E-liquids have enticing margins but it’s a jargon loaded category that can confuse many. Naeem Khaliq of United Wholesale (Scotland) reckons his vape rooms offer an answer for c-stores.
TOBACCO is yesterday’s news. That’s the attitude of an ever growing number of e-cigarette consumers across the world who have already spawned an entire sub-culture around vaping.
And the explosion in popularity enjoyed by e-liquids and vaping hardware hasn’t gone unnoticed at United Wholesale (Scotland), which now boasts rooms dedicated to the category at its Queenslie and Maxwell Road depots.
Naeem Khaliq, UWS’s buyer for the vapes category, said the decision to expand e-liquids from a small facing within tobacco to a dedicated room was taken in autumn 2016 and since then the team has done a fair bit of learning which they’re keen to pass on.
“We’re a convenience channel, that’s our channel. But regular stores, they need a lot of education because many of them don’t understand vaping,” said Naeem.
“For retailers, it’s a big challenge, but we have a long-term plan to educate them because tobacco sales are going down.
“You could be losing 10% a year in tobacco sales and that can be a big chunk of a convenience store’s turnover.”
Tobacco sales may be declining for many, but Naeem reckons e-liquids represent a huge margin opportunity, which is a key point he’s trying to communicate to convenience retailers.
“For retailers, we’re highlighting the margin for them. This is where the money is at. When you look at the standard e-liquids that normal convenience stores are selling – say Edge – Edge is sold at £2.50. We’re selling a single bottle of Edge at 79p plus VAT which works out at around a pound. So you buy at a pound and are selling for £2.50. That’s £1.50 in your pocket.”
The margin might be there if you can sell it, but consumers who are new to the category can be just as perplexed as retailers stocking e-liquids for the first time. To combat this, Naeem offered advice for retailers on how they might go about introducing the category to customers.
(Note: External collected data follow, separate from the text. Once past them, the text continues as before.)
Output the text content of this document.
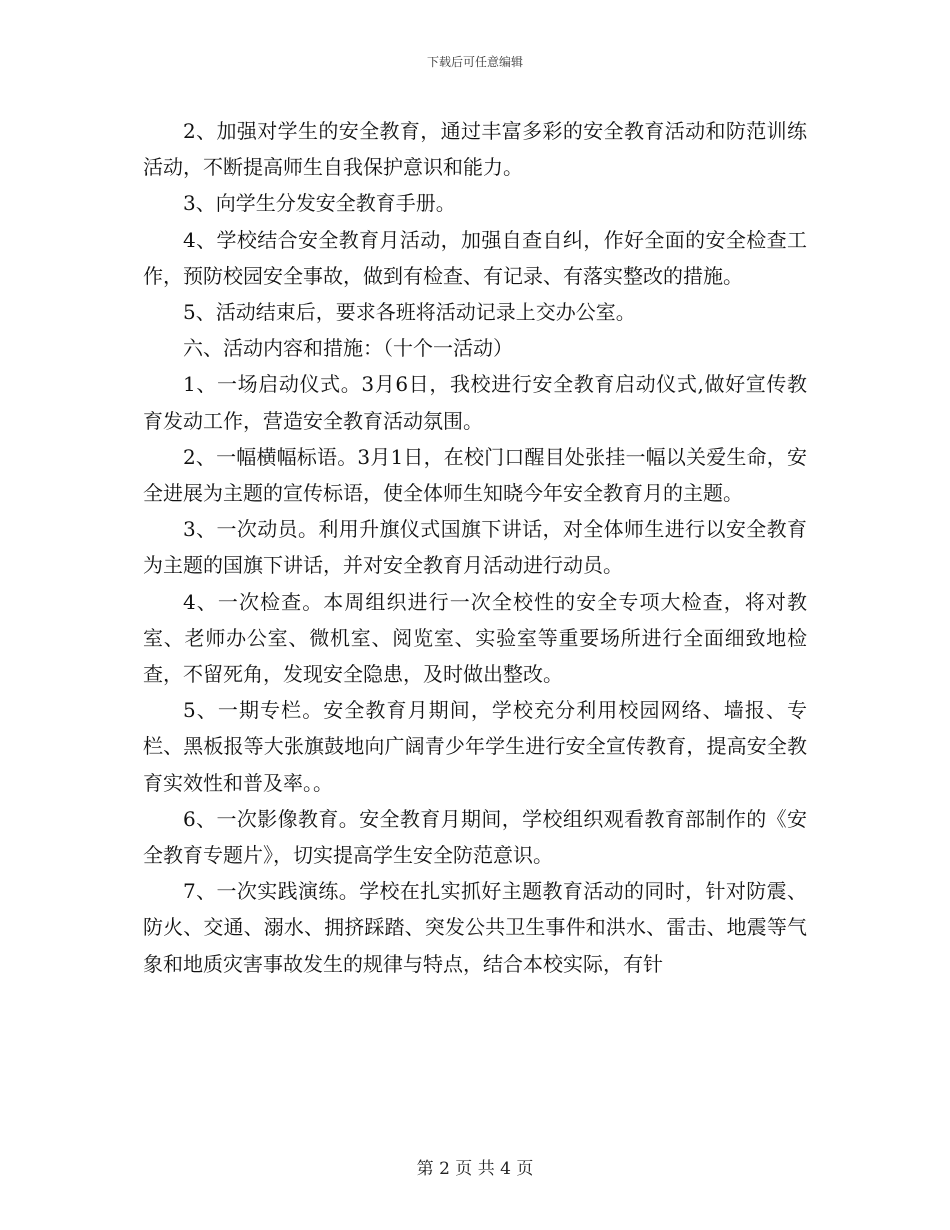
下载后可任意编辑

2、加强对学生的安全教育，通过丰富多彩的安全教育活动和防范训练活动，不断提高师生自我保护意识和能力。

3、向学生分发安全教育手册。

4、学校结合安全教育月活动，加强自查自纠，作好全面的安全检查工作，预防校园安全事故，做到有检查、有记录、有落实整改的措施。

5、活动结束后，要求各班将活动记录上交办公室。

六、活动内容和措施：（十个一活动）

1、一场启动仪式。3月6日，我校进行安全教育启动仪式,做好宣传教育发动工作，营造安全教育活动氛围。

2、一幅横幅标语。3月1日，在校门口醒目处张挂一幅以关爱生命，安全进展为主题的宣传标语，使全体师生知晓今年安全教育月的主题。

3、一次动员。利用升旗仪式国旗下讲话，对全体师生进行以安全教育为主题的国旗下讲话，并对安全教育月活动进行动员。

4、一次检查。本周组织进行一次全校性的安全专项大检查，将对教室、老师办公室、微机室、阅览室、实验室等重要场所进行全面细致地检查，不留死角，发现安全隐患，及时做出整改。

5、一期专栏。安全教育月期间，学校充分利用校园网络、墙报、专栏、黑板报等大张旗鼓地向广阔青少年学生进行安全宣传教育，提高安全教育实效性和普及率。。

6、一次影像教育。安全教育月期间，学校组织观看教育部制作的《安全教育专题片》，切实提高学生安全防范意识。

7、一次实践演练。学校在扎实抓好主题教育活动的同时，针对防震、防火、交通、溺水、拥挤踩踏、突发公共卫生事件和洪水、雷击、地震等气象和地质灾害事故发生的规律与特点，结合本校实际，有针

第 2 页 共 4 页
“If a customer comes in you can ask, ‘how many cigarettes do you smoke?’. They might say ‘20 a day’ and so you can start them on a high nicotine liquid. So we look at high nicotine, see what flavour they like and from a smoking cessation point of view you can then wean off by lowering the strength of the nicotine going forward. That’s the process.”
It’s not just current and ex-cigarette smokers who are turning to e-liquids, there are plenty of consumers out there who have come to the category for the weird and wonderful flavours on offer.
And the market has responded to meet this demand according to Naeem, who said it’s the brands with the most bizarre names that sell best.
Brands making waves in e-liquids include Debang, Nasty Juice, Chubby Wrong-Un, Donky Piss, Psyco Juice and Trump-It.
Such a broad range of brands and flavours may appear off putting to some, but Naeem wants to encourage retailers from across the board to visit UWS and take up the expert advice on offer.
“We’re supplying basically anybody in the convenience channel,” he said, “You can be a Day-Today shop, a Spar, a Booker symbol or an independent. You can come to us and there will be a dedicated specialist here with a background in the category.”